In both civil and military arenas, providing secure computer transactions is of an ever increasing concern. Since an operating system (OS) controls the allocation and usage of computer hardware resources (e.g., memory, control processing unit, peripheral devices, and disk space), such system plays a pivotal role in controlling both internal and external security threats. For example, an OS may have the ability to prevent unauthorized use of computer hardware resources. Conversely, if an OS does not prevent or limit the damage of an unauthorized access, the entire computer/network system may be compromised.
A current approach known as Multiple Independent Levels of Security (MILS) architecture has been implemented within operating systems to address the problem of operating system security. The MILS architecture utilizes a layered approach which ensures that programs and data in one partition are inaccessible to any other partition. The separation assurance is made by using a Memory Management Unit (MMU) of a microprocessor to allow any program running in User Mode to access only memory regions assigned to a particular partition. In this manner, data from distinct security classifications, e.g., Secret versus Top Secret, may be kept separate as if they resided in physically distinct processing units.
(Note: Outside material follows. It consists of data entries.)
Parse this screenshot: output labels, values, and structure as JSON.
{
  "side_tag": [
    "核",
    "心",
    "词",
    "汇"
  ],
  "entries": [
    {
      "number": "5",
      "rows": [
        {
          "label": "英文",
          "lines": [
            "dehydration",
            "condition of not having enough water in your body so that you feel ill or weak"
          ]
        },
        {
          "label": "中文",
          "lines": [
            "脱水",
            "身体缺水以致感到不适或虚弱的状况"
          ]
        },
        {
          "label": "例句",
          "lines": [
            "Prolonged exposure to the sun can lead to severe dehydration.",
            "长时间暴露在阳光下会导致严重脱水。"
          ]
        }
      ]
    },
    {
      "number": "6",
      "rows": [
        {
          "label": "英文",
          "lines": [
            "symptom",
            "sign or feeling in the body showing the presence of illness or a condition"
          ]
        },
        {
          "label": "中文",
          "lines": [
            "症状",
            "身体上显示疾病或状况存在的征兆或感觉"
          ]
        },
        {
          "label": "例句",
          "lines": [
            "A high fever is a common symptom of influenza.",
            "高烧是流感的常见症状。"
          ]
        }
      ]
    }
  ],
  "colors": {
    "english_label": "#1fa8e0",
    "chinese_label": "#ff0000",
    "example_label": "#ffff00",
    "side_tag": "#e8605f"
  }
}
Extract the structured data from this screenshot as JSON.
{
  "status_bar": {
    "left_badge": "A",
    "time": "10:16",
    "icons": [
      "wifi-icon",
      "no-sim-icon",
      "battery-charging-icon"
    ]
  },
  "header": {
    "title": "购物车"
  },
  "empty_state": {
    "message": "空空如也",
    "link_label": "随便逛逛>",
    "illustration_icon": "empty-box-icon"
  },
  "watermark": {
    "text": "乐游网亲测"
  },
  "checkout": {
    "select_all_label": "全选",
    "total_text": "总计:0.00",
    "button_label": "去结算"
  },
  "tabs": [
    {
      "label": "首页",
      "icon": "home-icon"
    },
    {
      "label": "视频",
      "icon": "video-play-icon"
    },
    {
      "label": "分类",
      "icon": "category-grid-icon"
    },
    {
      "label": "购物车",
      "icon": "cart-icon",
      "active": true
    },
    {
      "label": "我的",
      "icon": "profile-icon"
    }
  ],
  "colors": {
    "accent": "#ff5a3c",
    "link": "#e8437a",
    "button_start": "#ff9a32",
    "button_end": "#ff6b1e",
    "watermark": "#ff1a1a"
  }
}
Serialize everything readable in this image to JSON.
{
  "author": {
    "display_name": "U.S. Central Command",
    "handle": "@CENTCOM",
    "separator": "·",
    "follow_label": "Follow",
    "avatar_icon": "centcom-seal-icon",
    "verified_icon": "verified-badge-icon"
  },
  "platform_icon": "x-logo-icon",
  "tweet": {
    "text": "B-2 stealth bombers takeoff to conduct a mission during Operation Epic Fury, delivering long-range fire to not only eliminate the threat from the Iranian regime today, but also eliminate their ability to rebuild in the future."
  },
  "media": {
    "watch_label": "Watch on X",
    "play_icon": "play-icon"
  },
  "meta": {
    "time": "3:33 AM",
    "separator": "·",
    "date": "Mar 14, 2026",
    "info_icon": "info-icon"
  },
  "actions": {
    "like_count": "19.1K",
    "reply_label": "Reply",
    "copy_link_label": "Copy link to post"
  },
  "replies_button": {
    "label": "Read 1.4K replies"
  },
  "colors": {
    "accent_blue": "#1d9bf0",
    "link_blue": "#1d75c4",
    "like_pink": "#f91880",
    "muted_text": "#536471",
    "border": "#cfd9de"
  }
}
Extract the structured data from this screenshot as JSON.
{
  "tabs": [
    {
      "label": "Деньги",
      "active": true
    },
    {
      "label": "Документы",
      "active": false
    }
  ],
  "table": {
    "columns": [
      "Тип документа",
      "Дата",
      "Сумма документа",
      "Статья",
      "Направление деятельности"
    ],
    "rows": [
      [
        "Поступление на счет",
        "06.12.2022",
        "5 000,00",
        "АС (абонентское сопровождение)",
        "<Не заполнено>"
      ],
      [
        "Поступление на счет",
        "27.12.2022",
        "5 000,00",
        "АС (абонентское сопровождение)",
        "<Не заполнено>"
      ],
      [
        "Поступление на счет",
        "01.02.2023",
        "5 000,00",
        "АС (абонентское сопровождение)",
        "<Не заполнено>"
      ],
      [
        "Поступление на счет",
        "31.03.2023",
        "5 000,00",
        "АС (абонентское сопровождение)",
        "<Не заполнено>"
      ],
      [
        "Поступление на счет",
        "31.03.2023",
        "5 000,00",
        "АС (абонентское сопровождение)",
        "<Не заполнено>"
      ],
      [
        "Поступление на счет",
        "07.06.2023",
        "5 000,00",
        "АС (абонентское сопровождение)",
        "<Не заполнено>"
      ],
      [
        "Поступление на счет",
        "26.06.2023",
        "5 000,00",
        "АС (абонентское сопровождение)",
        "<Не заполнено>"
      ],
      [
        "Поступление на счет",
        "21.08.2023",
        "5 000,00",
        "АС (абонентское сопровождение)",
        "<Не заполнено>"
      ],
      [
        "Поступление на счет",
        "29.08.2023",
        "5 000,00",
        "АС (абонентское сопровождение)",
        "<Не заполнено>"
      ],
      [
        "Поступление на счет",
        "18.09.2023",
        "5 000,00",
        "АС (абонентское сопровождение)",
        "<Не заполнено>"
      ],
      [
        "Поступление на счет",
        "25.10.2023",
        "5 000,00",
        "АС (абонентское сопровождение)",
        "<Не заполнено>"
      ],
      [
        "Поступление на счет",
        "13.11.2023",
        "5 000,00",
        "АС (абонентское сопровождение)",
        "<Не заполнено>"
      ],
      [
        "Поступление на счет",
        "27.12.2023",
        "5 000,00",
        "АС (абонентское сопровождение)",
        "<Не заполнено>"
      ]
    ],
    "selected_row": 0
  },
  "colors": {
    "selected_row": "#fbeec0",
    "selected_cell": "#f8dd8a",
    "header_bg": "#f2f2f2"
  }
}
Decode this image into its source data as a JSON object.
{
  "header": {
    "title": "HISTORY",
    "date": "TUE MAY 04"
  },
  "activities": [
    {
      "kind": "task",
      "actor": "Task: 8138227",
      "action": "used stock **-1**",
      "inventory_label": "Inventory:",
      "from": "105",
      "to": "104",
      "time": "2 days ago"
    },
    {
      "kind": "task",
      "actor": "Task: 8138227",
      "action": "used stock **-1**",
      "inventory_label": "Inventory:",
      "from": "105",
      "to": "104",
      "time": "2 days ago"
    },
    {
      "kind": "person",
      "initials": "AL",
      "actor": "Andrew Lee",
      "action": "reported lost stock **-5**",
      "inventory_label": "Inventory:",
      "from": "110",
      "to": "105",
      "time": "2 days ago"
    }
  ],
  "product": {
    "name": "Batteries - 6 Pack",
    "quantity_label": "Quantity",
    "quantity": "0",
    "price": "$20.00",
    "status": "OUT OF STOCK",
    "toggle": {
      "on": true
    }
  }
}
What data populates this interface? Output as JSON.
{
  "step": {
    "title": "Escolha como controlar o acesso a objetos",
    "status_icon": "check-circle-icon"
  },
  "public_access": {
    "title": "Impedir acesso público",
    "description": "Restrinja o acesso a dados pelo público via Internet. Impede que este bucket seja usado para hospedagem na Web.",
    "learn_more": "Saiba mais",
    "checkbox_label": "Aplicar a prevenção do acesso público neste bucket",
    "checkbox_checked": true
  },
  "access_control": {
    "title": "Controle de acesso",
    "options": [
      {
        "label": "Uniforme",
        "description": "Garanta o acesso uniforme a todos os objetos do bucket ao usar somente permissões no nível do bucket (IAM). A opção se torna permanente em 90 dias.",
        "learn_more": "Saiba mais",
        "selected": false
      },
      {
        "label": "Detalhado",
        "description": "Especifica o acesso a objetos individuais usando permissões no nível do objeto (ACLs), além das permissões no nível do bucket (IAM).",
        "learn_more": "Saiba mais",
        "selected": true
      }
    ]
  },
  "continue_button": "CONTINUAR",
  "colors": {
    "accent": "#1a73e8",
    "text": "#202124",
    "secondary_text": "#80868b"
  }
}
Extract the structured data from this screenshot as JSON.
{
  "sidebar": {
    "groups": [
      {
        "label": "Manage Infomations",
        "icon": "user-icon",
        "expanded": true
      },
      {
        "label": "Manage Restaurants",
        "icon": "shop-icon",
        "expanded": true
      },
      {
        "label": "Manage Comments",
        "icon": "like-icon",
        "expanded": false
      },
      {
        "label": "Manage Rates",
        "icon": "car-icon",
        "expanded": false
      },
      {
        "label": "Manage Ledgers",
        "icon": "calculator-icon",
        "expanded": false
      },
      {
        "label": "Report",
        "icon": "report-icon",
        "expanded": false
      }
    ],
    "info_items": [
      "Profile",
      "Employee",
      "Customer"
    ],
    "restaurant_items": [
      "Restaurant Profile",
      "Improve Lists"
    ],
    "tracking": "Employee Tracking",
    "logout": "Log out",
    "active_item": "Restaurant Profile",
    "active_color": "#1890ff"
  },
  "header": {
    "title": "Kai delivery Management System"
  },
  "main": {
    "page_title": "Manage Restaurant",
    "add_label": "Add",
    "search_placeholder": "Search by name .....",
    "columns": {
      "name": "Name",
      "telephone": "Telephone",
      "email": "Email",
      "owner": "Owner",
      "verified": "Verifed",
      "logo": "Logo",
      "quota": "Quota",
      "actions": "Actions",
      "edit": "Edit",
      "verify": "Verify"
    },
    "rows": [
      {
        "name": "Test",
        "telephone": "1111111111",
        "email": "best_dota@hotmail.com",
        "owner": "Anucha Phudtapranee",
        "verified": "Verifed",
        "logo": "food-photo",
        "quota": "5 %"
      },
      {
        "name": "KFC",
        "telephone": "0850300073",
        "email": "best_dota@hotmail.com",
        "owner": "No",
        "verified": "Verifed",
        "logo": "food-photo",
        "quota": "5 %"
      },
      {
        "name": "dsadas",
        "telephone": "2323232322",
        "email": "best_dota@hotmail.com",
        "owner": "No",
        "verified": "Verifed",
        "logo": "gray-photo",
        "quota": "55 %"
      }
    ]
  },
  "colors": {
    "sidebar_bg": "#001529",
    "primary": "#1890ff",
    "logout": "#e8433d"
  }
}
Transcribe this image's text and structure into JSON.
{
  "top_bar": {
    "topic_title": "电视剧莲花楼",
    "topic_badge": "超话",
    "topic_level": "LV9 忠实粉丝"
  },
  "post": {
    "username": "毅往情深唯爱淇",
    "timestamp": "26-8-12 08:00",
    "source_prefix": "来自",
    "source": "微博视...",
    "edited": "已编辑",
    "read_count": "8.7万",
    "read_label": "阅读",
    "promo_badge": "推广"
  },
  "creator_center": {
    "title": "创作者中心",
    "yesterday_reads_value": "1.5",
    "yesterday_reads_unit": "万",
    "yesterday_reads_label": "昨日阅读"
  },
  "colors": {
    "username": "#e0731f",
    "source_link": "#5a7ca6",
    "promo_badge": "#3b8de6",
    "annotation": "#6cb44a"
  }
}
The MILS architecture is limited by the currently available system configurations in which the architecture is associated. For instance, when data is passed to and from I/O devices, the data must pass through the processor's interface device (e.g., memory and I/O bus controller) leaving data highly vulnerable to intentional and accidental movement to or monitoring from illicit locations. For example, when data is placed onto a standard, multi-drop I/O bus, such as PCI® or PCI-X® (registered trademarks of PCI SGI—Peripheral Component Interconnect Special Interest Group), any device on the bus may read the data. As such, the currently available interface devices expose data to the I/O buses and to leakage into or out of memory regions belonging to another partition, thus breaking down any guarantee of separation for the MILS environment.
Therefore, it would be desirable to provide a device and method that extends MILS partitioning to the I/O devices.